The Block Museum’s Visual Vanguard series offers conversations with a new generation of innovative arts leaders working internationally and transforming how we experience art today. In April 2017 the Block welcomed Bisi Silva as a guest of this powerful series which has also included Abdellah Karroum of Mathaf: Qatar and Thom Collins of the Barnes Foundation.
Bisi Silva is an independent curator and the founder and artistic director of the Centre for Contemporary Art in Lagos, Nigeria, an independent arts organization which opened in 2007 to provide a platform for the development, presentation, and discussion of contemporary visual art and culture. In 2012 CCA launched the ASIKO Art School, an intensive training program focused on the critical theory, research methodologies and conceptual strategies that underpin curatorial and artistic practice, intended to address a gap in visual arts higher education for many artists, curators, and cultural practitioners across Africa.
Silva was Artistic Director of the 10th Bamako Encounters, African Biennial of Photography (2015) in Mali, Co-Curator of the 2nd Thessaloniki Biennale of Contemporary Art in Greece (2009), and Co-Curator of the 7th Dak’Art: African Contemporary Art Biennial (2006). She is the founder and curator of Asiko (2010-2016) the pan-African roaming curatorial and pedagogical art school. She co-curated The Progress of Love, a transcontinental collaboration between the Menil Collection (Houston) Pulitzer Foundation for the Arts (Missouri) and CCA Lagos (2012–13) and J.D. ‘Okhai Ojeikere: Moments of Beauty at the Kiasma Museum of Contemporary Art, Helsinki (2011). Silva sits on the editorial/advisory boards of N.Paradoxa: International Feminist Art Journal, and ContemporaryAnd. She was a member of the international jury for the Pinchuk Art Centre’s Future Generation Art Prize (2014), as well as the 55th Venice Biennale (2013).
During her visit to Northwestern, Bisi Silva offered a public presentation in which she discussed her work in these institutions and others, and shared future directions for her practice. Silva’s lecture was followed by a conversation with Kathleen Bickford Berzock, Block Museum Associate Director of Curatorial Affairs. The lecture was presented in partnership with the Northwestern Libraries and the Department of Art History with the support of the Buffett Institute for Global Studies, Program of African Studies and the Alice Kaplan Institute for the Humanities
Bisi Silva’s visit to Northwestern also included an interdisciplinary seminar with the Program of African Studies focusing on the development of a history of women artists in Nigeria.
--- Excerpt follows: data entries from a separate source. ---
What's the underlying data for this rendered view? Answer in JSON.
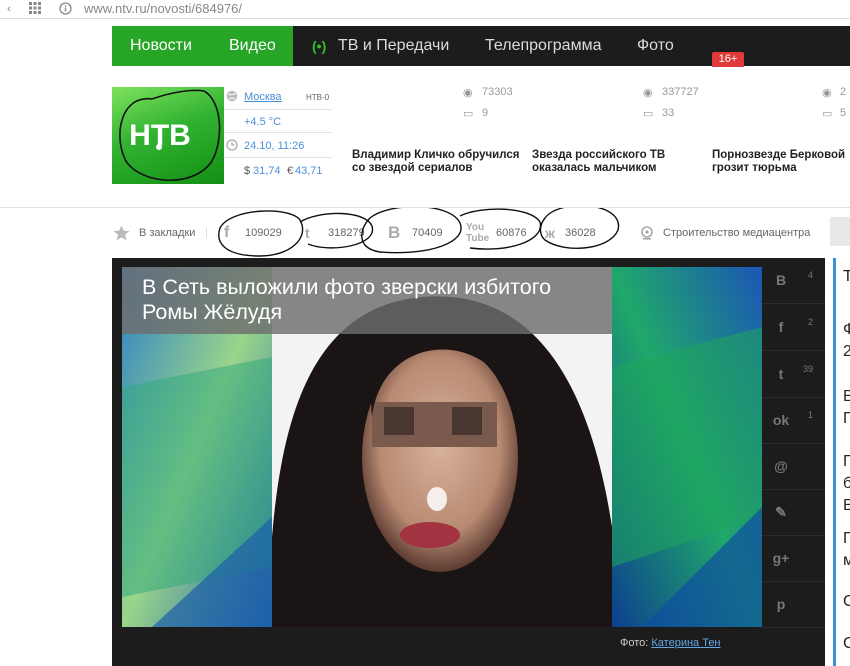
{
  "browser": {
    "url": "www.ntv.ru/novosti/684976/"
  },
  "nav": {
    "items": [
      "Новости",
      "Видео",
      "ТВ и Передачи",
      "Телепрограмма",
      "Фото"
    ],
    "live_marker": "(•)",
    "age_badge": "16+"
  },
  "logo": {
    "text": "НТВ"
  },
  "info": {
    "city": "Москва",
    "channel": "НТВ-0",
    "temp": "+4.5 °C",
    "datetime": "24.10, 11:26",
    "usd": "31,74",
    "eur": "43,71",
    "usd_symbol": "$",
    "eur_symbol": "€"
  },
  "top_news": [
    {
      "views": "73303",
      "comments": "9",
      "title": "Владимир Кличко обручился со звездой сериалов"
    },
    {
      "views": "337727",
      "comments": "33",
      "title": "Звезда российского ТВ оказалась мальчиком"
    },
    {
      "views": "",
      "comments": "",
      "title": "Порнозвезде Берковой грозит тюрьма"
    }
  ],
  "edge_stats": {
    "views": "2",
    "comments": "5"
  },
  "share": {
    "bookmark": "В закладки",
    "facebook": "109029",
    "twitter": "318279",
    "vk": "70409",
    "youtube": "60876",
    "ok": "36028",
    "media": "Строительство медиацентра"
  },
  "article": {
    "headline": "В Сеть выложили фото зверски избитого Ромы Жёлудя",
    "photo_credit_label": "Фото:",
    "photo_credit_name": "Катерина Тен"
  },
  "side_share": [
    {
      "icon": "B",
      "count": "4"
    },
    {
      "icon": "f",
      "count": "2"
    },
    {
      "icon": "t",
      "count": "39"
    },
    {
      "icon": "ok",
      "count": "1"
    },
    {
      "icon": "@",
      "count": ""
    },
    {
      "icon": "✎",
      "count": ""
    },
    {
      "icon": "g+",
      "count": ""
    },
    {
      "icon": "p",
      "count": ""
    }
  ],
  "right_column_letters": [
    "Т",
    "Ф",
    "2",
    "В",
    "П",
    "П",
    "б",
    "В",
    "П",
    "м",
    "С",
    "С"
  ]
}
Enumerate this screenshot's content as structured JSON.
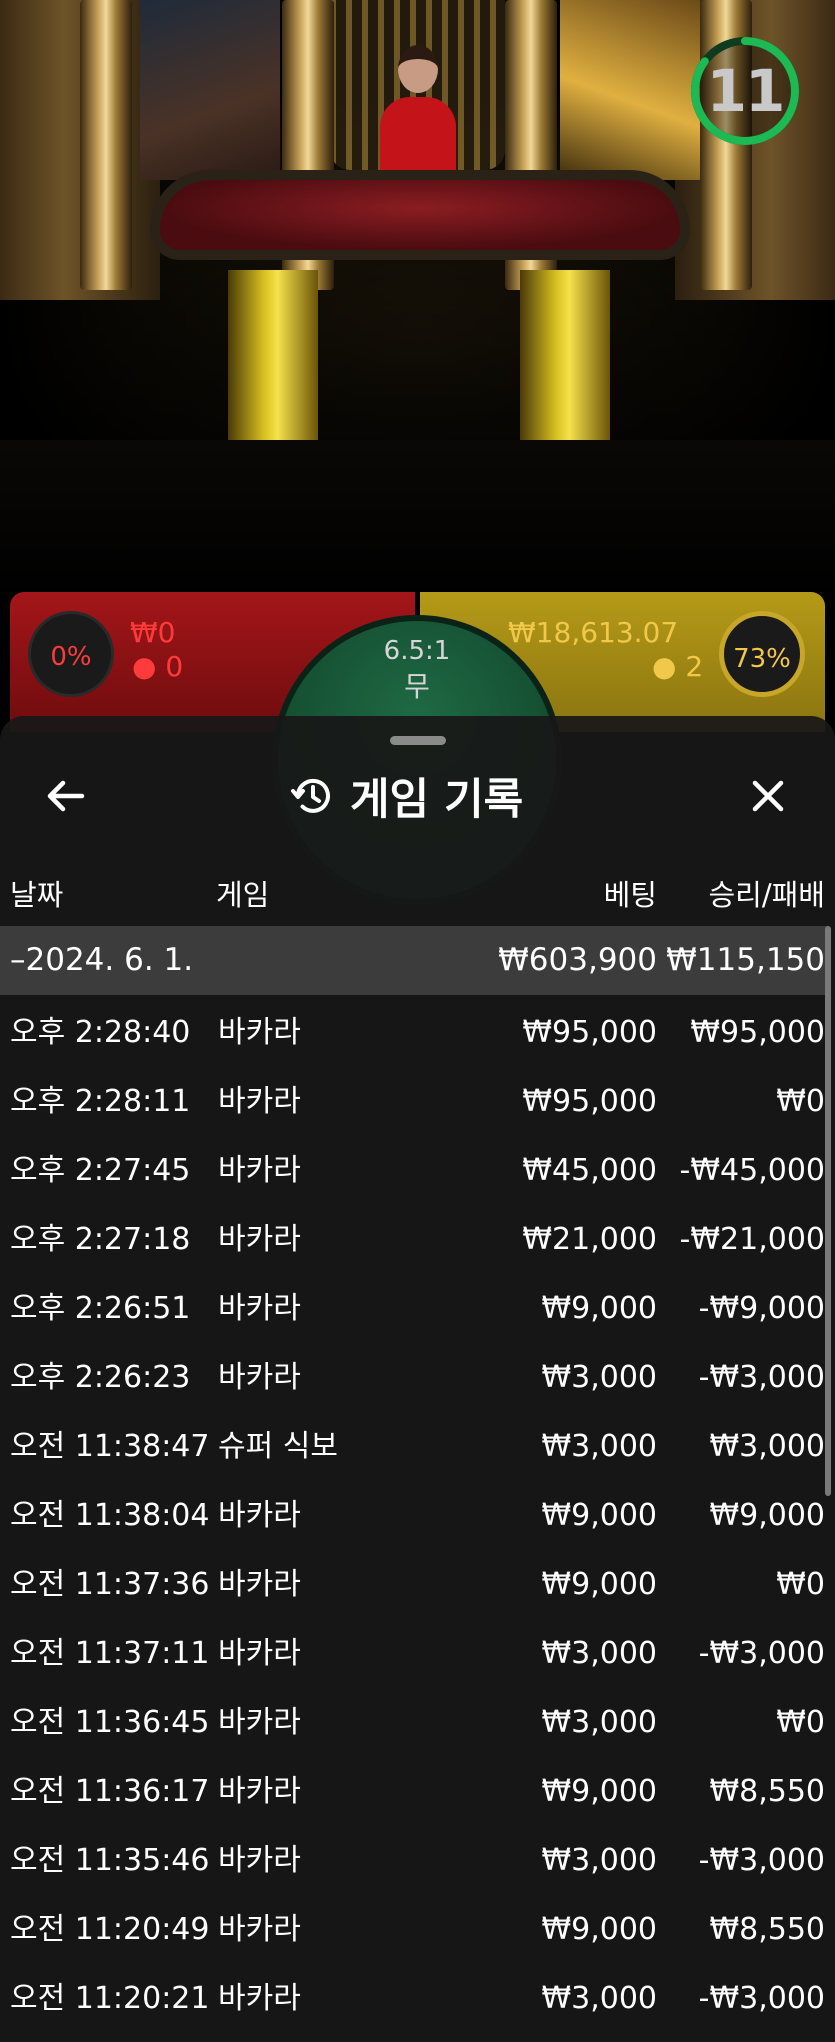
{
  "timer": {
    "seconds": "11",
    "progress": 0.85,
    "color": "#1db954"
  },
  "bets": {
    "left": {
      "percent": "0%",
      "amount": "₩0",
      "players": "0",
      "color": "#ff3a3a"
    },
    "right": {
      "percent": "73%",
      "amount": "₩18,613.07",
      "players": "2",
      "color": "#f1c84a"
    },
    "tie": {
      "payout": "6.5:1",
      "label": "무"
    }
  },
  "history": {
    "title": "게임 기록",
    "columns": {
      "date": "날짜",
      "game": "게임",
      "bet": "베팅",
      "result": "승리/패배"
    },
    "day": {
      "date": "–2024. 6. 1.",
      "bet": "₩603,900",
      "result": "₩115,150"
    },
    "rows": [
      {
        "time": "오후 2:28:40",
        "game": "바카라",
        "bet": "₩95,000",
        "result": "₩95,000"
      },
      {
        "time": "오후 2:28:11",
        "game": "바카라",
        "bet": "₩95,000",
        "result": "₩0"
      },
      {
        "time": "오후 2:27:45",
        "game": "바카라",
        "bet": "₩45,000",
        "result": "-₩45,000"
      },
      {
        "time": "오후 2:27:18",
        "game": "바카라",
        "bet": "₩21,000",
        "result": "-₩21,000"
      },
      {
        "time": "오후 2:26:51",
        "game": "바카라",
        "bet": "₩9,000",
        "result": "-₩9,000"
      },
      {
        "time": "오후 2:26:23",
        "game": "바카라",
        "bet": "₩3,000",
        "result": "-₩3,000"
      },
      {
        "time": "오전 11:38:47",
        "game": "슈퍼 식보",
        "bet": "₩3,000",
        "result": "₩3,000"
      },
      {
        "time": "오전 11:38:04",
        "game": "바카라",
        "bet": "₩9,000",
        "result": "₩9,000"
      },
      {
        "time": "오전 11:37:36",
        "game": "바카라",
        "bet": "₩9,000",
        "result": "₩0"
      },
      {
        "time": "오전 11:37:11",
        "game": "바카라",
        "bet": "₩3,000",
        "result": "-₩3,000"
      },
      {
        "time": "오전 11:36:45",
        "game": "바카라",
        "bet": "₩3,000",
        "result": "₩0"
      },
      {
        "time": "오전 11:36:17",
        "game": "바카라",
        "bet": "₩9,000",
        "result": "₩8,550"
      },
      {
        "time": "오전 11:35:46",
        "game": "바카라",
        "bet": "₩3,000",
        "result": "-₩3,000"
      },
      {
        "time": "오전 11:20:49",
        "game": "바카라",
        "bet": "₩9,000",
        "result": "₩8,550"
      },
      {
        "time": "오전 11:20:21",
        "game": "바카라",
        "bet": "₩3,000",
        "result": "-₩3,000"
      }
    ]
  },
  "icons": {
    "back": "arrow-left-icon",
    "close": "close-icon",
    "history": "history-clock-icon"
  }
}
In the seminar Silva will begin to lay out the research problem and its challenges, including the fragmentary and scattered nature of the archival resources in the country, necessary to recounting and understanding the past. Using Silva’s question as a point of departure, the conversation expanded to address broader issues around constructing historical narratives—inviting perspectives from students and faculty engaged with the archive across time, place, and discipline. The seminar was moderated by Sociology PhD candidate Sakhile Matlhare.
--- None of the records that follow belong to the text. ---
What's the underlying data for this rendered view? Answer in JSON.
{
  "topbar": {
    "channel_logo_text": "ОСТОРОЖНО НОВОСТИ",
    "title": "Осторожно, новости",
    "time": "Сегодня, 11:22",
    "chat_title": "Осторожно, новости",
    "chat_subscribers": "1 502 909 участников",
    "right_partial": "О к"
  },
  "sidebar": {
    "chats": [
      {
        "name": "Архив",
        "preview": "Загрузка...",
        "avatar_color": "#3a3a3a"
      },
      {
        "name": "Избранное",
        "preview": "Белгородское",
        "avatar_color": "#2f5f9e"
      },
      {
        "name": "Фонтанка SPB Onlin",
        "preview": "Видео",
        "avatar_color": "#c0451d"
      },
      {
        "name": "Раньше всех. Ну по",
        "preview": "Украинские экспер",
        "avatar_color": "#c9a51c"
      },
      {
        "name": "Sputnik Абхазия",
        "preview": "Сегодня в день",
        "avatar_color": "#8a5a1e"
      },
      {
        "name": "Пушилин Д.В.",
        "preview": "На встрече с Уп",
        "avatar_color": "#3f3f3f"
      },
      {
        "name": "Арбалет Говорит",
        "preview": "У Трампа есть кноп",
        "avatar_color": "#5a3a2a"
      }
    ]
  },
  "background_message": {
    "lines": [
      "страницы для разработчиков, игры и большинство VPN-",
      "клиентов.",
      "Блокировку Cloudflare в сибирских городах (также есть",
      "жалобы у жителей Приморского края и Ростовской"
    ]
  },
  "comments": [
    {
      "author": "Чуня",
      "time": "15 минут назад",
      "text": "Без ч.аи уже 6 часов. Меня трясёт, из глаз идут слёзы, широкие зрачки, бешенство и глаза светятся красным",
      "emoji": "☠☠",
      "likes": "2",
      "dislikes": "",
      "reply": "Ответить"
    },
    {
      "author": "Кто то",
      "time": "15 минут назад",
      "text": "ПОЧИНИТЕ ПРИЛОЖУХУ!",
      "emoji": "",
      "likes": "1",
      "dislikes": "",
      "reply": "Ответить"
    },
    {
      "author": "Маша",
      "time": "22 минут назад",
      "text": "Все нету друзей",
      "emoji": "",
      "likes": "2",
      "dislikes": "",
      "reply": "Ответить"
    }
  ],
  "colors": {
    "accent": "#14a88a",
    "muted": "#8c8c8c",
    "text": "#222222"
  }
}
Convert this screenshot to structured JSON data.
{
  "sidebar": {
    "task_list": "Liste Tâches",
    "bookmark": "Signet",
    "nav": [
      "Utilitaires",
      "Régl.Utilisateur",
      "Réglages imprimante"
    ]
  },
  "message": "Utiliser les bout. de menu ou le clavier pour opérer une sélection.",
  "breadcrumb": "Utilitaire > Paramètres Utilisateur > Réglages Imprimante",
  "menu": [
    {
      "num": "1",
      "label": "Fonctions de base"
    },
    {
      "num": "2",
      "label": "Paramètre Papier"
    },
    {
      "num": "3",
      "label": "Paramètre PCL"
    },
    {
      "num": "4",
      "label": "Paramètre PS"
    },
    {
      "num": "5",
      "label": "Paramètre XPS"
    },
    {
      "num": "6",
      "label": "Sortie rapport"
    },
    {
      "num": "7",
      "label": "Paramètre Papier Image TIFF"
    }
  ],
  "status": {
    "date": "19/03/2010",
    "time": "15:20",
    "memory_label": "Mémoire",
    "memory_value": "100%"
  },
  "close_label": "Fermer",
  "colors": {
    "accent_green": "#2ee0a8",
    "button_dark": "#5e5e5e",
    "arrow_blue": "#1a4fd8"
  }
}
In a second seminar for library and archival specialists Silva shared her specific experiences creating the CCA library, a resource of contemporary art that includes books, journals, and ephemera related to art criticism, curation, display, and history with a focus on Nigeria. Silva discussed her aspirations to shift the focus of CCA towards being an art and research center with the library at its core, an initiative that will include preserving documentation from exhibitions across the country, as a way of filling gaps in exhibition and art histories. This program Making the CCA Library provided an opportunity for professionals share perspectives across disciplines about engaging and developing historical narratives, archives, and libraries. The group also explored practical questions, ranging from establishing and expanding libraries and archives to engaging people with building an archival collection, particularly in contexts where there is not a strong library culture.